Jardins, PAYSAGE et génie naturel Par Gilles Clément | URBANmedias | Scoop.it

Parler du jardin ou du paysage dans le cadre du Collège de France, c’est envisager le jardin et le paysage comme un ensemble susceptible d’être enseigné sous la forme de cours. De mon point de vue, le jardin ne s’enseigne pas, il est l’enseignant. Je tiens ce que je sais du temps passé à la pratique et à l’observation du jardin. J’y ajoute les voyages, c’est-à-dire la mise en comparaison des lieux que l’homme habite et dans lesquels il construit à chaque fois un rapport au monde, une cosmologie, un jardin. J’y ajoute encore les rencontres, la diversité des pensées, la surprise, l’ébranlement des certitudes. Ces pratiques de terrain auxquelles je dois tout s’appuient néanmoins sur un alphabet du savoir, ce à quoi chacun de nous devrait avoir accès et que, précisément, on appelle des cours, nécessaires pour accéder à l’expérience.

 

Aussi me suis-je demandé comment on pouvait dispenser un savoir presque tout entier issu de la confrontation avec le terrain sous une autre forme que celle de l’atelier. L’atelier : un assemblage d’énergies croisées où les enseignants, « enseignés » par les étudiants et par le terrain lui-même, se contentent de réajuster les trajectoires de la puissance créative pour renforcer la cohérence et la clarté de la pensée. Aussi je remercie le Collège de France, et plus particulièrement Philippe Descola, de m’avoir invité à un exercice nouveau : faire passer le champ de nos hésitations à ceux qui, venus en étudiants, pourraient, à la fin, se découvrir jardiniers.

 

 

Je parle de jardiniers et non de paysagistes, ou de techniciens de l’environnement, bien que les fonctions correspondant à ces profils soient liées entre elles. En composant le jardin, le jardinier crée un paysage ; en l’accompagnant dans le temps, il fait appel aux techniques de maintenance horticoles et environnementales.

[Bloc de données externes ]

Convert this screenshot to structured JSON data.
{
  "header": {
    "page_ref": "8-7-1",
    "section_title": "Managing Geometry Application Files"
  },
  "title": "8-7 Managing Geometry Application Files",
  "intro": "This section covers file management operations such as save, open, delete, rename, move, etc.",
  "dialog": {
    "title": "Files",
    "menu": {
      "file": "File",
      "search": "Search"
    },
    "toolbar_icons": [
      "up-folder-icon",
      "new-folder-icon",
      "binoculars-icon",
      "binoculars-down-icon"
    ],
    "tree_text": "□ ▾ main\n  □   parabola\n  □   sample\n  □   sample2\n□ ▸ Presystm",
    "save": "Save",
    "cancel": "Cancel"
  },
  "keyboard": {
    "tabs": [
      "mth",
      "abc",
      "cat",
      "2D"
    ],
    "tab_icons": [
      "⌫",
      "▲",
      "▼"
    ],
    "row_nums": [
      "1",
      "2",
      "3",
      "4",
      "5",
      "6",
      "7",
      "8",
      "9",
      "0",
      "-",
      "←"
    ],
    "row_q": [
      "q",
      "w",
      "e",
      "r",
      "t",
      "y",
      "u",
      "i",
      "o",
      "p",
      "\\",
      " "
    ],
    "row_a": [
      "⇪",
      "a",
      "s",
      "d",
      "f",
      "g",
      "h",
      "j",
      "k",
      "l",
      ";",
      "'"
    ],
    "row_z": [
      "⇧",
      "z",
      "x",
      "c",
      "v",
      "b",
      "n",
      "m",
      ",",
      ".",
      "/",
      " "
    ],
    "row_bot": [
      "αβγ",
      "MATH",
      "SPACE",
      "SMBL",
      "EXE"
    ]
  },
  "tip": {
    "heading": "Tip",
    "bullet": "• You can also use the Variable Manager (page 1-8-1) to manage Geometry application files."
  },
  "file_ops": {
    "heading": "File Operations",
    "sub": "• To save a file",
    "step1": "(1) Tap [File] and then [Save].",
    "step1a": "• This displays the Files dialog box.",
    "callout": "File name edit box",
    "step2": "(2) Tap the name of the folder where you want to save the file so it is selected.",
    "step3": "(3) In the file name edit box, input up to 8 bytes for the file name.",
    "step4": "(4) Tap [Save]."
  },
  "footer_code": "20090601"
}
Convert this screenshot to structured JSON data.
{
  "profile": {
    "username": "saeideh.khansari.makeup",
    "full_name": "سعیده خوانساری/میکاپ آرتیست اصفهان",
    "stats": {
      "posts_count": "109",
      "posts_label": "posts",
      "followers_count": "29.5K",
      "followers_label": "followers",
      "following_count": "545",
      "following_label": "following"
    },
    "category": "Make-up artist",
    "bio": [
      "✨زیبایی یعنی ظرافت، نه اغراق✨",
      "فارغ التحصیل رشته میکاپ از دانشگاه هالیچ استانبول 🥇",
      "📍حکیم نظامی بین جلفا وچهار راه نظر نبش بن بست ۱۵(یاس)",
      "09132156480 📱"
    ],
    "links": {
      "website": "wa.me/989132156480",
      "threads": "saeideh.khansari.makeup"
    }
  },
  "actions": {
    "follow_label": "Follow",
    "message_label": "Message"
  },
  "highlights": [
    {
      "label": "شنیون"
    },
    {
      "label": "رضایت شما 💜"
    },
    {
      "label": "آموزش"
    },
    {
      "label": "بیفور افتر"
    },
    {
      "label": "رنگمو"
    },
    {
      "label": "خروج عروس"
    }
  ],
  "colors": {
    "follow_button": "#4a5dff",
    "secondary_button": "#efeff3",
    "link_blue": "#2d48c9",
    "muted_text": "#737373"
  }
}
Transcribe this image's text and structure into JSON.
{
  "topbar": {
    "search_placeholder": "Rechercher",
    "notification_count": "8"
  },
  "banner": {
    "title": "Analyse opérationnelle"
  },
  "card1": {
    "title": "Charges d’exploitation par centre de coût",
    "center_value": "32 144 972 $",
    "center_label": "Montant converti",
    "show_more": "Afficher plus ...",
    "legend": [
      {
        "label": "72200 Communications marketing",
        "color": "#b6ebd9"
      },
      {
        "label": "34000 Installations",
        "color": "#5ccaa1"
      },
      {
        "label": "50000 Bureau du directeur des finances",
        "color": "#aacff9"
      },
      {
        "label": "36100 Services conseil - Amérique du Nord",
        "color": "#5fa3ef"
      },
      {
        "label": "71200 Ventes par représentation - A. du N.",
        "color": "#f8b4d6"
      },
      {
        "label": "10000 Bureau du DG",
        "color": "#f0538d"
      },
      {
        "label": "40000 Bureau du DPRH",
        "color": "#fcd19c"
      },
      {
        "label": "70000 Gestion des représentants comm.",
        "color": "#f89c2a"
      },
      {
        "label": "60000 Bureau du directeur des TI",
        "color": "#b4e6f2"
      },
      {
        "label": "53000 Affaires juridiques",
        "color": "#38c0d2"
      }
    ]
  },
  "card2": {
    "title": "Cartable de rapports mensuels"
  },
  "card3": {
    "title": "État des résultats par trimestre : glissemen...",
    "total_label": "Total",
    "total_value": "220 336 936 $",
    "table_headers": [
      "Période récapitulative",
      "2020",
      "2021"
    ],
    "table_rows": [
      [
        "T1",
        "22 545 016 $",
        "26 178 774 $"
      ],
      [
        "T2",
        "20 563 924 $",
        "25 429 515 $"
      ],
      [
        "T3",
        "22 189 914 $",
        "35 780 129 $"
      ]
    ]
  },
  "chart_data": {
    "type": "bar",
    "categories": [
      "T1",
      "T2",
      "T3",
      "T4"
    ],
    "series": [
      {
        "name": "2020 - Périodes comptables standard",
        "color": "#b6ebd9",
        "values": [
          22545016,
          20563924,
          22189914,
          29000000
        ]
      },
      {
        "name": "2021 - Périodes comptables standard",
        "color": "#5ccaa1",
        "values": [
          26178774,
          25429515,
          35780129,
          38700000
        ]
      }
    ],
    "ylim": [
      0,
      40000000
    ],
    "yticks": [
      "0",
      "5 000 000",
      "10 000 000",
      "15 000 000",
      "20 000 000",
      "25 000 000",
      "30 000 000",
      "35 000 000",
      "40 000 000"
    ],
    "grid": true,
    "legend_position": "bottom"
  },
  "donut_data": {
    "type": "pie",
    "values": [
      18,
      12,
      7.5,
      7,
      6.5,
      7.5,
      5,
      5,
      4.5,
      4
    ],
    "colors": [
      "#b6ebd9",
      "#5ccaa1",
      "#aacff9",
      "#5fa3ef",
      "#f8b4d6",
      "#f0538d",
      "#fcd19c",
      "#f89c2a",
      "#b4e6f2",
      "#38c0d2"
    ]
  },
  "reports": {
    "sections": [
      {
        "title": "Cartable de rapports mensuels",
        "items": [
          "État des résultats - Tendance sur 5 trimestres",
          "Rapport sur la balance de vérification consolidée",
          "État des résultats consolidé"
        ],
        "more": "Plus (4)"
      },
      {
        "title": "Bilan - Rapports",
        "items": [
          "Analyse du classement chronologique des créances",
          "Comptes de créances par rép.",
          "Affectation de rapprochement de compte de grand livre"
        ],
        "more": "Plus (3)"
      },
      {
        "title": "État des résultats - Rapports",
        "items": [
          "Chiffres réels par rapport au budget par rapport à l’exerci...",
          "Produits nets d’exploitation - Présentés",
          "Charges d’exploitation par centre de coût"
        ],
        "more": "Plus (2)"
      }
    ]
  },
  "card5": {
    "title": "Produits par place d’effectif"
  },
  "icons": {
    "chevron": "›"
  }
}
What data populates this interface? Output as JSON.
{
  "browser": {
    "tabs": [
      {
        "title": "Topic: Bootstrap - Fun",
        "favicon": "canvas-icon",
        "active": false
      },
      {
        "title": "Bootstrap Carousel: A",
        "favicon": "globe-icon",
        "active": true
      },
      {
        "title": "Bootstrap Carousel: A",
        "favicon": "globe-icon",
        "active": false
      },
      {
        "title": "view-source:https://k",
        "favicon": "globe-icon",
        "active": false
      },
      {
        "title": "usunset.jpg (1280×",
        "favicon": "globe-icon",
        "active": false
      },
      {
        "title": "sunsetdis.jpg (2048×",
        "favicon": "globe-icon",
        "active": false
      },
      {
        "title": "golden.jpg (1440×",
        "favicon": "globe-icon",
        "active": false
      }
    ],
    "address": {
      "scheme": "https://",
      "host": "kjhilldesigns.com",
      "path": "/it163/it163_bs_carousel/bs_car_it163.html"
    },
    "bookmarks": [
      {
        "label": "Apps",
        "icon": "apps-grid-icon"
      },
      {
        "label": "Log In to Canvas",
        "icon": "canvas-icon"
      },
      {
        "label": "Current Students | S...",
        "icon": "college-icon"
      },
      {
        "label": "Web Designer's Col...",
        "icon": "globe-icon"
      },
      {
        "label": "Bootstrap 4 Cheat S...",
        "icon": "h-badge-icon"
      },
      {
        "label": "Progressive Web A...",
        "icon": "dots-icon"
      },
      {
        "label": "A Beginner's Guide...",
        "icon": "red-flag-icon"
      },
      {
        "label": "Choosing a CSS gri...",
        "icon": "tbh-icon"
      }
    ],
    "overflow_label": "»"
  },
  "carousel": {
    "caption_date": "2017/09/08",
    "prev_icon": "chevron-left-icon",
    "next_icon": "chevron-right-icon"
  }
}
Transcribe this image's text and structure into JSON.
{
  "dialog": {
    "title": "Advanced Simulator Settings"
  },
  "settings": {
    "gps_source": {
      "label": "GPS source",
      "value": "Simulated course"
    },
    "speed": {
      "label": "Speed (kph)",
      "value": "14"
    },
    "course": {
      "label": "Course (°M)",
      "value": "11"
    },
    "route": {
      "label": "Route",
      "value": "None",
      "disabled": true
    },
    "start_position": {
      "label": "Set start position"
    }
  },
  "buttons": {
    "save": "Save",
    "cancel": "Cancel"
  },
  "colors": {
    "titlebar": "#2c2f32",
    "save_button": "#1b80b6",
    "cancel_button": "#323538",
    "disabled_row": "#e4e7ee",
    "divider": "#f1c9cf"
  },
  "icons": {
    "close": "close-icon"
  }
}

Il couvre le champ de la complexité des fonctions assumées séparément par le paysagiste et le technicien, mais avant tout il s’occupe du vivant. Cette charge singulière le démarque de tous les acteurs de l’espace public : les architectes, les urbanistes, les artistes, les aménageurs divers et, bien sûr, les paysagistes. S’il n’est pas nécessaire de faire appel au vivant pour construire un paysage, il est impensable de s’en passer dans un jardin. Pour cette raison, j’utiliserai plus souvent le terme de jardinier que celui de paysagiste. Cela se comprend ainsi : le paysagiste règle l’esthétique changeante du jardin (ou du paysage) ; le jardinier interprète au quotidien les inventions de la vie, c’est un magicien.

 

L’un et l’autre se complètent, mais pour des raisons historiques récentes qui bouleversent le rapport de l’humanité à son habitat, on ne peut concevoir le rôle du paysagiste cantonné à la seule construction formelle ou fonctionnelle de l’espace en faisant abstraction de la dimension biologique, à moins d’en faire un simple designer, ce qu’il n’est pas.